Wi-fi, which stands for "wireless fidelity", allows Internet signals to be thrown around the air. Clever and reduces clutter, right? Well...sort of. The main problems with wi-fi are:
- It's unreliable, with lots of wi-fi systems disconnecting every now and then.
- Wi-fi dramatically reduces connection speed, and the current connection speed is painfully slow at times, anyway. Imagine being thrust into the early days of dial-up.
- Lousy security could mean the school's system is open to hackers
But the school's already got a wi-fi system going on, apparently. It's secure though - with WEP security. Both types of WEP, say the people who regulate this sort of stuff, "fail to meet their security goals". Essentially, it's a system that could be hacked. What do you care? Lots - it could contain your private data, and do you really want everything about you to be open to the public?
We probably can't stop wi-fi being implemented, but remember: you've been warned.
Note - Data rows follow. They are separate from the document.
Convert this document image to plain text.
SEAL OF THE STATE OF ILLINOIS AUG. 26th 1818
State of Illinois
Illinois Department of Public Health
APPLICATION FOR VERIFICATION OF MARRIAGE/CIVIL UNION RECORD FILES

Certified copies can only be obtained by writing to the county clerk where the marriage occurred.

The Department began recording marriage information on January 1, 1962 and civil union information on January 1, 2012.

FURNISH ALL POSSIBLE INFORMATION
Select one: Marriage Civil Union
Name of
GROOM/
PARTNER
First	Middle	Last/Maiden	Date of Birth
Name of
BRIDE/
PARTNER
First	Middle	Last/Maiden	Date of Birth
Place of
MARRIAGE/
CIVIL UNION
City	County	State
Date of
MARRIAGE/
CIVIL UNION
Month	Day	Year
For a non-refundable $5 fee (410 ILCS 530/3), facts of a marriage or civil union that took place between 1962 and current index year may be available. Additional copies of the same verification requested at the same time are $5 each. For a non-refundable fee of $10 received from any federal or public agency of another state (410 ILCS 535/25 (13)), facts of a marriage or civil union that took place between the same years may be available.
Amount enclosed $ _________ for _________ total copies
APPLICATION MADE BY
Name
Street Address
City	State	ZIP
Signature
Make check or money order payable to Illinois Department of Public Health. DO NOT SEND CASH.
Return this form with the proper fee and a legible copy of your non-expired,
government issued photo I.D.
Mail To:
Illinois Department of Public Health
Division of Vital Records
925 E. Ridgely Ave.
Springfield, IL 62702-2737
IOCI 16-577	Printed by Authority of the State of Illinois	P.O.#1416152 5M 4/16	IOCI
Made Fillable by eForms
Nick makes some good points in his comment. We could respond by saying "but will Temple Moor even bother to do it correctly?", but that's a bit unsophisticated. While we don't know exactly the details of the wireless plan, what we do know is that wi-fi is being planned to be implemented, possibly to aid with the latest plan of using PSPs in classrooms, although the technology block (with its high demand on stuff) will keep wired connections to peripherals. Hopefully mice and keyboards will be wired, otherwise I can imagine hardware being thrown about. I also know WPA is secure, but we've heard that the school is currently using WEP.